Stéphane RoderCEO, AI Builders
Il faut aussi préciser que certains critères d’évaluation ont été surpondérés par le cabinet. Ainsi, la qualité des réponses obtenues, la complexité des tâches réalisées et l’étendue des intégrations sont mises en avant dans ce benchmark. « Ce sont les critères qui auront le plus fort impact sur le ROI de notre client », explique Pauline de Lavallade, directrice d’AI Builders Research. A contrario, la sécurisation des solutions est plus complexe à juger puisqu’elle dépend souvent d’un modèle de responsabilité partagée. D’autant qu’il reste de nombreuses inconnues sur la manière de sécuriser les interactions des agents avec les outils tiers.

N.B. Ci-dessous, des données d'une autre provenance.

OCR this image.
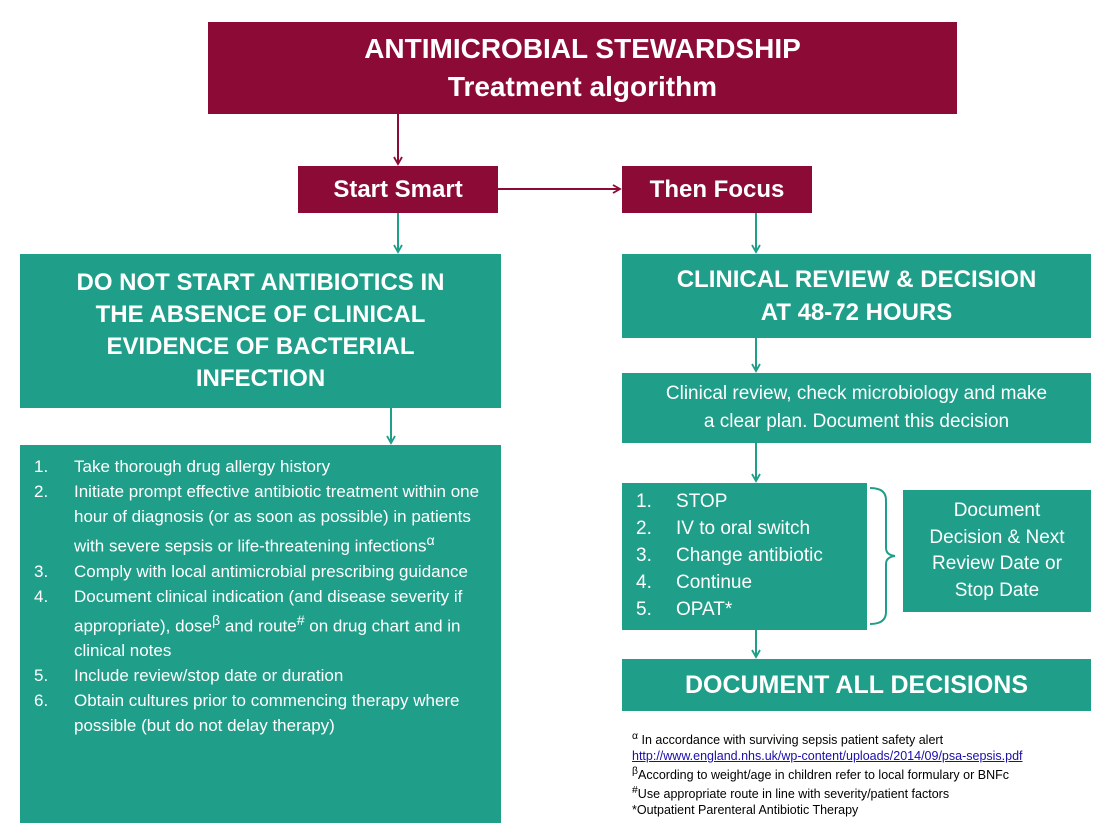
ANTIMICROBIAL STEWARDSHIP
Treatment algorithm
Start Smart	Then Focus
DO NOT START ANTIBIOTICS IN
THE ABSENCE OF CLINICAL
EVIDENCE OF BACTERIAL
INFECTION
1.	Take thorough drug allergy history
2.	Initiate prompt effective antibiotic treatment within one hour of diagnosis (or as soon as possible) in patients with severe sepsis or life-threatening infections$^\alpha$
3.	Comply with local antimicrobial prescribing guidance
4.	Document clinical indication (and disease severity if appropriate), dose$^\beta$ and route# on drug chart and in clinical notes
5.	Include review/stop date or duration
6.	Obtain cultures prior to commencing therapy where possible (but do not delay therapy)
CLINICAL REVIEW & DECISION
AT 48-72 HOURS
Clinical review, check microbiology and make
a clear plan. Document this decision
1.	STOP
2.	IV to oral switch
3.	Change antibiotic
4.	Continue
5.	OPAT*
Document
Decision & Next
Review Date or
Stop Date
DOCUMENT ALL DECISIONS
$^\alpha$ In accordance with surviving sepsis patient safety alert
http://www.england.nhs.uk/wp-content/uploads/2014/09/psa-sepsis.pdf
$^\beta$According to weight/age in children refer to local formulary or BNFc
#Use appropriate route in line with severity/patient factors
*Outpatient Parenteral Antibiotic Therapy
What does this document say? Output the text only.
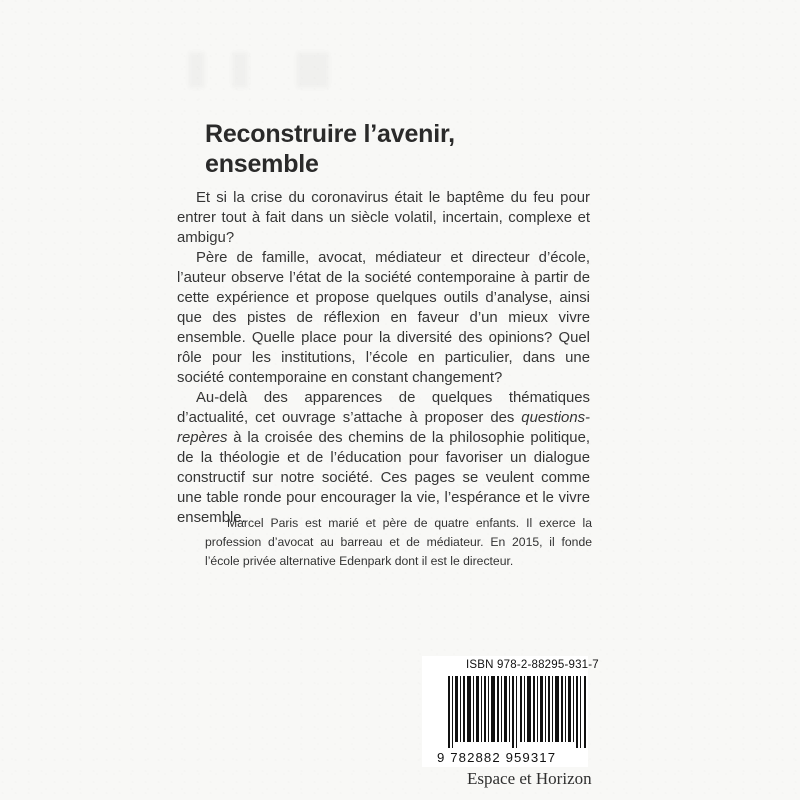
Reconstruire l’avenir,
ensemble

Et si la crise du coronavirus était le baptême du feu pour entrer tout à fait dans un siècle volatil, incertain, complexe et ambigu?

Père de famille, avocat, médiateur et directeur d’école, l’auteur observe l’état de la société contemporaine à partir de cette expérience et propose quelques outils d’analyse, ainsi que des pistes de réflexion en faveur d’un mieux vivre ensemble. Quelle place pour la diversité des opinions? Quel rôle pour les institutions, l’école en particulier, dans une société contemporaine en constant changement?

Au-delà des apparences de quelques thématiques d’actualité, cet ouvrage s’attache à proposer des questions-repères à la croisée des chemins de la philosophie politique, de la théologie et de l’éducation pour favoriser un dialogue constructif sur notre société. Ces pages se veulent comme une table ronde pour encourager la vie, l’espérance et le vivre ensemble.

Marcel Paris est marié et père de quatre enfants. Il exerce la profession d’avocat au barreau et de médiateur. En 2015, il fonde l’école privée alternative Edenpark dont il est le directeur.

ISBN 978-2-88295-931-7
9 782882 959317
Espace et Horizon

Tarifications : là encore, beaucoup d’expérimentations
La matrice de décision ne semble pas prendre en compte la tarification des solutions. « Les tarifs des assistants varient selon les options et niveaux de personnalisation », répond Dimitri Calmand. « Plusieurs outils, dont Gemini et Notion proposent des essais gratuits, puis la tarification passe à environ 20 euros par mois par utilisateur. Or, les options entreprises plus personnalisées augmentent significativement le coût. Par exemple, Copilot pour Microsoft 365 est proposé à 30 euros par mois par utilisateur, tandis que Copilot Studio est facturé 200 dollars pour 25 000 messages par mois », illustre-t-il.
Outre différentes tarifications suivant les modules choisis, Salesforce propose aux clients existants de Sales, Services, Marketing et Commerce Cloud 1 000 conversations gratuites et 250 000 crédits de donnés gratuit pour Data Cloud. Au-delà, le géant du CRM entend facturer deux dollars chaque conversation. Le géant du CRM propose également un autre modèle tarifaire personnalisé.
Pour Agentforce Service Agent, il fournit un simulateur de ROI prenant en compte le coût des employés du service client, le nombre de conversations qu’ils gèrent par jour et le volume de tickets support à transférer vers Agentforce. Cet outil fourni à des fins illustratives ne prend pas en compte les coûts d’implémentation, mais prendre en compte le client réduira une partie de sa masse salariale.
« Il y a aussi les prémices d’une économie des agents verticalisés qui est en train de se mettre en place. Certains agents vont être développés par des partenaires ou des entreprises avant d’être commercialisés comme sur un App Store », ajoute Stéphane Roder.
Un paysage changeant
La matrice d’AI Builders qui vient d’être diffusée sera mise à jour dans six mois. « C’est un marché qui bouge très rapidement. Les solutions vont continuer d’évoluer tous les mois, de nouveaux acteurs vont émerger et des outils existants vont être renommés. Typiquement, chez Salesforce, Einstein GPT est devenu Agentforce », rappelle Pauline de Lavallade.
« Imaginez, un projet d’IA voit le jour et une semaine plus tard, l’on vient me consulter pour obtenir un avis », s’exclame Stéphane Roder.
En tout cas, les acteurs cités se mènent une compétition féroce. « Il y a la peur d’une désintermédiation. Prenez l’exemple de Microsoft qui souhaite connecter ses Copilot à tout, dont Salesforce et SAP, et Salesforce qui s’oppose à cette volonté en proposant ses propres agents », évoque le CEO d’AI Builder. Lors de la conférence annuelle Dreamforce, Marc Benioff s’est montré véhément envers Microsoft.
Outre les LLM ou LAM « génériques », le cabinet de conseils entrevoit l’émergence d’assistants universels, incarnés par des fonctions comme « Computer Use », et surveille de près la vision de « l’automatisation agentique » imaginée par UiPath. « Le concept d’agents est en train de s’étendre dans beaucoup de modalités, mais nous n’avons pas encore étudié cette partie-là », concède Stéphane Roder. « Nos clients sont moins intéressés par ces solutions qui s’interfacent aux systèmes et elles sont encore techniquement peu efficaces. Nous sommes tout au début de cette capacité à décomposer le raisonnement ».